Wapusk, symbole d’un Canada fort
Parc national Wapusk
Le laissez-passer « Un Canada fort » encourage les Canadiens et les voyageurs à découvrir les lieux précieux qui contribuent à notre identité nationale. Chaque parc national et lieu historique national illustre la force du Canada, qu’il s’agisse de l’héritage de la résilience, de la puissance de la communauté, des forces de la nature, de la robustesse de l’architecture ou encore des exploits physiques. Parcs Canada vous invite à célébrer l’importance de ces lieux en partageant des récits de force, en respectant la beauté sauvage de la nature et en tirant pleinement parti du laissez-passer « Un Canada fort ».
S’adapter à son environnement est une force, et Parcs Canada est fier d’affirmer que Wapusk est un symbole d’un Canada fort.

Avec des températures pouvant descendre jusqu’à -45 °C, des vents pouvant atteindre 100 km à l’heure et des plantes qui ne fleurissent que quelques semaines par année, le climat à Wapusk est peut-être rude, mais il n’est pas inhabitable. Du moins, pas pour les animaux du parc, qui se sont adaptés physiquement pour survivre dans de telles conditions. Les adaptations prennent de nombreuses formes : pelage épais, pattes et sabots adaptés pour se déplacer sur la glace et la neige, ou couches de graisse supplémentaires.

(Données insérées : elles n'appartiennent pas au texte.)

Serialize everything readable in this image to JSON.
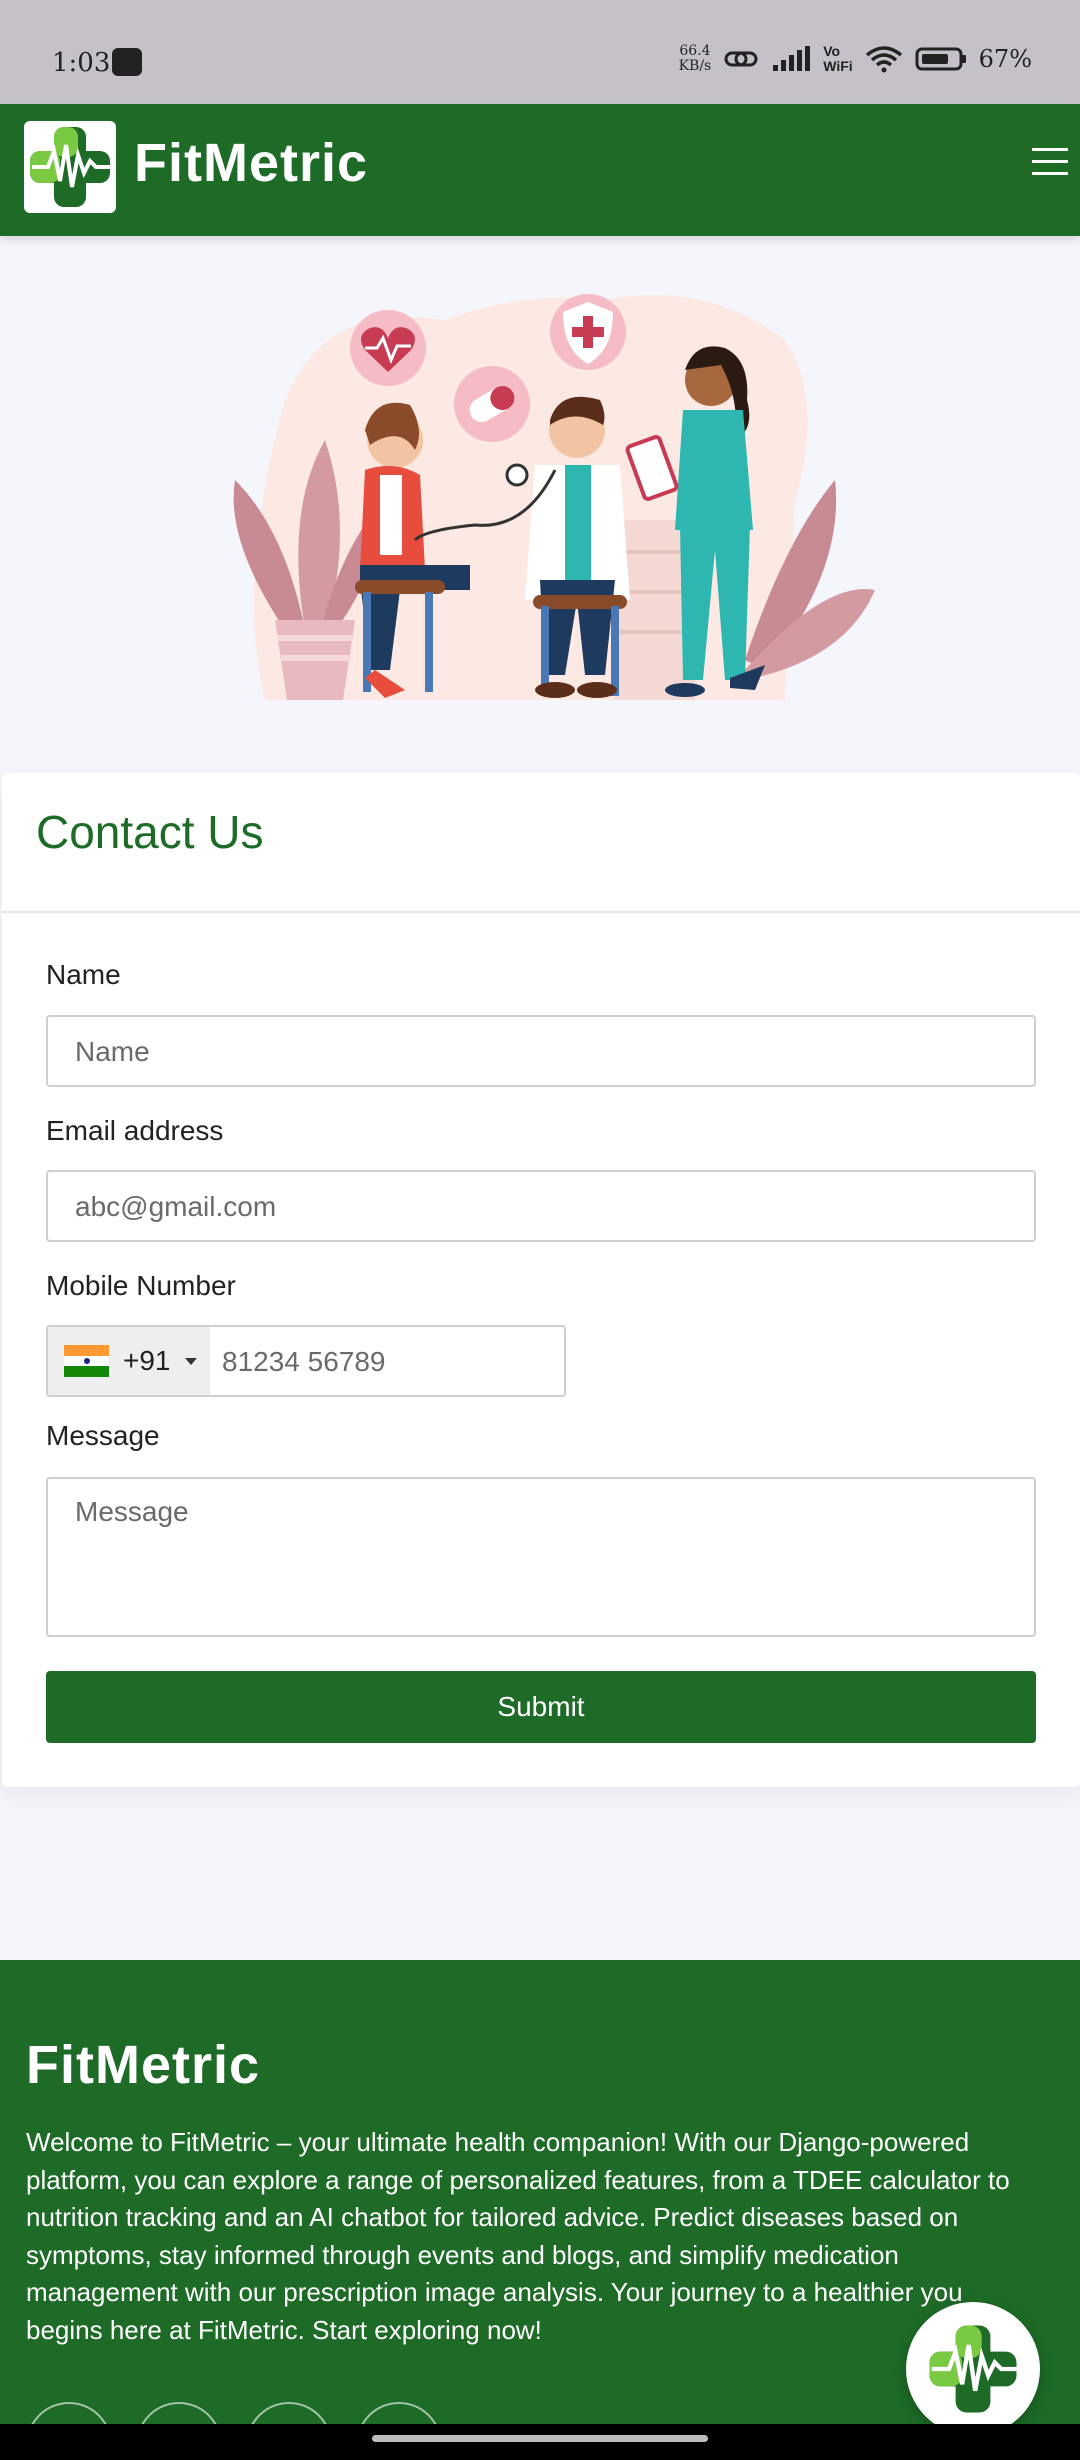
{
  "status_bar": {
    "time": "1:03",
    "speed_value": "66.4",
    "speed_unit": "KB/s",
    "wifi_text_top": "Vo",
    "wifi_text_bottom": "WiFi",
    "battery": "67%"
  },
  "navbar": {
    "brand": "FitMetric"
  },
  "contact": {
    "title": "Contact Us",
    "name_label": "Name",
    "name_placeholder": "Name",
    "email_label": "Email address",
    "email_placeholder": "abc@gmail.com",
    "mobile_label": "Mobile Number",
    "country_code": "+91",
    "mobile_placeholder": "81234 56789",
    "message_label": "Message",
    "message_placeholder": "Message",
    "submit_label": "Submit"
  },
  "footer": {
    "title": "FitMetric",
    "description": "Welcome to FitMetric – your ultimate health companion! With our Django-powered platform, you can explore a range of personalized features, from a TDEE calculator to nutrition tracking and an AI chatbot for tailored advice. Predict diseases based on symptoms, stay informed through events and blogs, and simplify medication management with our prescription image analysis. Your journey to a healthier you begins here at FitMetric. Start exploring now!"
  },
  "colors": {
    "brand_green": "#1d6b27",
    "logo_light_green": "#7ac943",
    "page_background": "#f4f6fc"
  },
  "icons": {
    "logo": "health-cross-heartbeat-icon",
    "menu": "hamburger-menu-icon",
    "flag": "india-flag-icon",
    "chat": "chatbot-logo-icon"
  }
}
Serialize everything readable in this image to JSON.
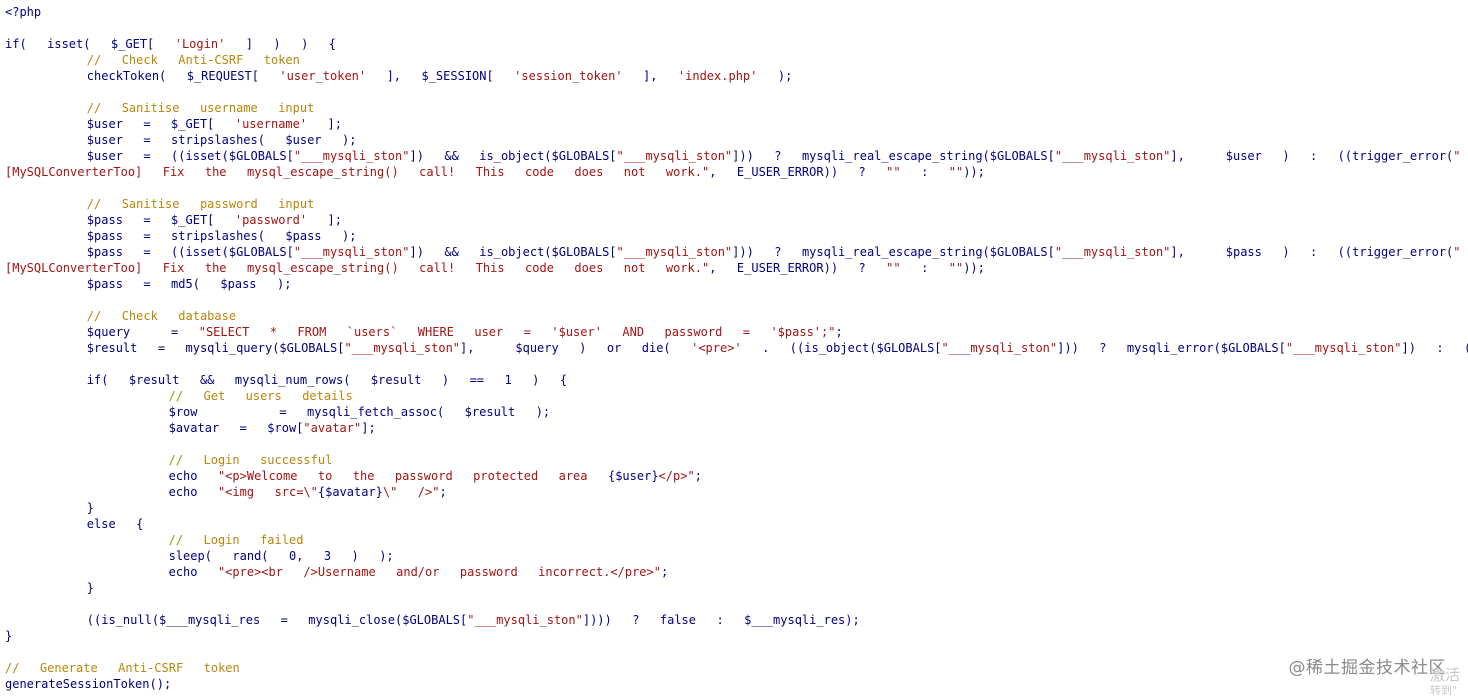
{
  "code_lines": [
    [
      {
        "t": "p",
        "v": "<?php"
      }
    ],
    [],
    [
      {
        "t": "k",
        "v": "if(  isset(  $_GET[  "
      },
      {
        "t": "s",
        "v": "'Login'"
      },
      {
        "t": "k",
        "v": "  ]  )  )  {"
      }
    ],
    [
      {
        "t": "k",
        "v": "        "
      },
      {
        "t": "c",
        "v": "//  Check  Anti-CSRF  token"
      }
    ],
    [
      {
        "t": "k",
        "v": "        checkToken(  $_REQUEST[  "
      },
      {
        "t": "s",
        "v": "'user_token'"
      },
      {
        "t": "k",
        "v": "  ],  $_SESSION[  "
      },
      {
        "t": "s",
        "v": "'session_token'"
      },
      {
        "t": "k",
        "v": "  ],  "
      },
      {
        "t": "s",
        "v": "'index.php'"
      },
      {
        "t": "k",
        "v": "  );"
      }
    ],
    [],
    [
      {
        "t": "k",
        "v": "        "
      },
      {
        "t": "c",
        "v": "//  Sanitise  username  input"
      }
    ],
    [
      {
        "t": "k",
        "v": "        $user  =  $_GET[  "
      },
      {
        "t": "s",
        "v": "'username'"
      },
      {
        "t": "k",
        "v": "  ];"
      }
    ],
    [
      {
        "t": "k",
        "v": "        $user  =  stripslashes(  $user  );"
      }
    ],
    [
      {
        "t": "k",
        "v": "        $user  =  ((isset($GLOBALS["
      },
      {
        "t": "s",
        "v": "\"___mysqli_ston\""
      },
      {
        "t": "k",
        "v": "])  &&  is_object($GLOBALS["
      },
      {
        "t": "s",
        "v": "\"___mysqli_ston\""
      },
      {
        "t": "k",
        "v": "]))  ?  mysqli_real_escape_string($GLOBALS["
      },
      {
        "t": "s",
        "v": "\"___mysqli_ston\""
      },
      {
        "t": "k",
        "v": "],    $user  )  :  ((trigger_error("
      },
      {
        "t": "s",
        "v": "\""
      }
    ],
    [
      {
        "t": "s",
        "v": "[MySQLConverterToo]  Fix  the  mysql_escape_string()  call!  This  code  does  not  work.\""
      },
      {
        "t": "k",
        "v": ",  E_USER_ERROR))  ?  "
      },
      {
        "t": "s",
        "v": "\"\""
      },
      {
        "t": "k",
        "v": "  :  "
      },
      {
        "t": "s",
        "v": "\"\""
      },
      {
        "t": "k",
        "v": "));"
      }
    ],
    [],
    [
      {
        "t": "k",
        "v": "        "
      },
      {
        "t": "c",
        "v": "//  Sanitise  password  input"
      }
    ],
    [
      {
        "t": "k",
        "v": "        $pass  =  $_GET[  "
      },
      {
        "t": "s",
        "v": "'password'"
      },
      {
        "t": "k",
        "v": "  ];"
      }
    ],
    [
      {
        "t": "k",
        "v": "        $pass  =  stripslashes(  $pass  );"
      }
    ],
    [
      {
        "t": "k",
        "v": "        $pass  =  ((isset($GLOBALS["
      },
      {
        "t": "s",
        "v": "\"___mysqli_ston\""
      },
      {
        "t": "k",
        "v": "])  &&  is_object($GLOBALS["
      },
      {
        "t": "s",
        "v": "\"___mysqli_ston\""
      },
      {
        "t": "k",
        "v": "]))  ?  mysqli_real_escape_string($GLOBALS["
      },
      {
        "t": "s",
        "v": "\"___mysqli_ston\""
      },
      {
        "t": "k",
        "v": "],    $pass  )  :  ((trigger_error("
      },
      {
        "t": "s",
        "v": "\""
      }
    ],
    [
      {
        "t": "s",
        "v": "[MySQLConverterToo]  Fix  the  mysql_escape_string()  call!  This  code  does  not  work.\""
      },
      {
        "t": "k",
        "v": ",  E_USER_ERROR))  ?  "
      },
      {
        "t": "s",
        "v": "\"\""
      },
      {
        "t": "k",
        "v": "  :  "
      },
      {
        "t": "s",
        "v": "\"\""
      },
      {
        "t": "k",
        "v": "));"
      }
    ],
    [
      {
        "t": "k",
        "v": "        $pass  =  md5(  $pass  );"
      }
    ],
    [],
    [
      {
        "t": "k",
        "v": "        "
      },
      {
        "t": "c",
        "v": "//  Check  database"
      }
    ],
    [
      {
        "t": "k",
        "v": "        $query    =  "
      },
      {
        "t": "s",
        "v": "\"SELECT  *  FROM  `users`  WHERE  user  =  '$user'  AND  password  =  '$pass';\""
      },
      {
        "t": "k",
        "v": ";"
      }
    ],
    [
      {
        "t": "k",
        "v": "        $result  =  mysqli_query($GLOBALS["
      },
      {
        "t": "s",
        "v": "\"___mysqli_ston\""
      },
      {
        "t": "k",
        "v": "],    $query  )  or  die(  "
      },
      {
        "t": "s",
        "v": "'<pre>'"
      },
      {
        "t": "k",
        "v": "  .  ((is_object($GLOBALS["
      },
      {
        "t": "s",
        "v": "\"___mysqli_ston\""
      },
      {
        "t": "k",
        "v": "]))  ?  mysqli_error($GLOBALS["
      },
      {
        "t": "s",
        "v": "\"___mysqli_ston\""
      },
      {
        "t": "k",
        "v": "])  :  (($___mysqli_res  =  mysq"
      }
    ],
    [],
    [
      {
        "t": "k",
        "v": "        if(  $result  &&  mysqli_num_rows(  $result  )  ==  1  )  {"
      }
    ],
    [
      {
        "t": "k",
        "v": "                "
      },
      {
        "t": "c",
        "v": "//  Get  users  details"
      }
    ],
    [
      {
        "t": "k",
        "v": "                $row        =  mysqli_fetch_assoc(  $result  );"
      }
    ],
    [
      {
        "t": "k",
        "v": "                $avatar  =  $row["
      },
      {
        "t": "s",
        "v": "\"avatar\""
      },
      {
        "t": "k",
        "v": "];"
      }
    ],
    [],
    [
      {
        "t": "k",
        "v": "                "
      },
      {
        "t": "c",
        "v": "//  Login  successful"
      }
    ],
    [
      {
        "t": "k",
        "v": "                echo  "
      },
      {
        "t": "s",
        "v": "\"<p>Welcome  to  the  password  protected  area  "
      },
      {
        "t": "k",
        "v": "{$user}"
      },
      {
        "t": "s",
        "v": "</p>\""
      },
      {
        "t": "k",
        "v": ";"
      }
    ],
    [
      {
        "t": "k",
        "v": "                echo  "
      },
      {
        "t": "s",
        "v": "\"<img  src=\\\""
      },
      {
        "t": "k",
        "v": "{$avatar}"
      },
      {
        "t": "s",
        "v": "\\\"  />\""
      },
      {
        "t": "k",
        "v": ";"
      }
    ],
    [
      {
        "t": "k",
        "v": "        }"
      }
    ],
    [
      {
        "t": "k",
        "v": "        else  {"
      }
    ],
    [
      {
        "t": "k",
        "v": "                "
      },
      {
        "t": "c",
        "v": "//  Login  failed"
      }
    ],
    [
      {
        "t": "k",
        "v": "                sleep(  rand(  0,  3  )  );"
      }
    ],
    [
      {
        "t": "k",
        "v": "                echo  "
      },
      {
        "t": "s",
        "v": "\"<pre><br  />Username  and/or  password  incorrect.</pre>\""
      },
      {
        "t": "k",
        "v": ";"
      }
    ],
    [
      {
        "t": "k",
        "v": "        }"
      }
    ],
    [],
    [
      {
        "t": "k",
        "v": "        ((is_null($___mysqli_res  =  mysqli_close($GLOBALS["
      },
      {
        "t": "s",
        "v": "\"___mysqli_ston\""
      },
      {
        "t": "k",
        "v": "])))  ?  false  :  $___mysqli_res);"
      }
    ],
    [
      {
        "t": "k",
        "v": "}"
      }
    ],
    [],
    [
      {
        "t": "c",
        "v": "//  Generate  Anti-CSRF  token"
      }
    ],
    [
      {
        "t": "k",
        "v": "generateSessionToken();"
      }
    ]
  ],
  "watermark": "@稀土掘金技术社区",
  "activate_line1": "激活",
  "activate_line2": "转到\""
}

Si la vie dans le Nord n’est pas toujours une partie de plaisir pour tout le monde, elle l’est pour les caribous qui considèrent Wapusk comme leur chez‑soi. En écartant leurs sabots de manière à ce qu’ils jouent le rôle de raquettes, les caribous peuvent parcourir de grandes distances sur la neige. Ces sabots ne servent pas qu’à marcher; ils constituent aussi l’outil idéal pour nager, en agissant comme des pagaies. Qu’il s’agisse de l’hiver ou de l’été, les sabots spécialement adaptés des caribous peuvent les mener là où ils doivent aller. Le troupeau du cap Churchill passe l’hiver dans le coin sud‑est du parc et au‑delà, mais migre au printemps vers ses aires de vêlage au cap Churchill, à l’extrémité nord‑ouest du parc. Les caribous passe l’été le long de la côte de Wapusk, sur la toundra et les vasières littorales, à brouter et à éviter les prédateurs.
Les caribous doivent être prêts à affronter la chaleur de l’été comme le froid mordant de l’hiver. Grâce à ses deux couches de pelage, une couche interne duveteuse et une couche externe grossière, le caribou parvient à maintenir une température idéale en toute saison. L’été, leur pelage dense repousse la chaleur, tandis que leurs poils grossiers et creux les aident à conserver la chaleur pendant l’hiver. Ils n’ont jamais trop chaud ni trop froid.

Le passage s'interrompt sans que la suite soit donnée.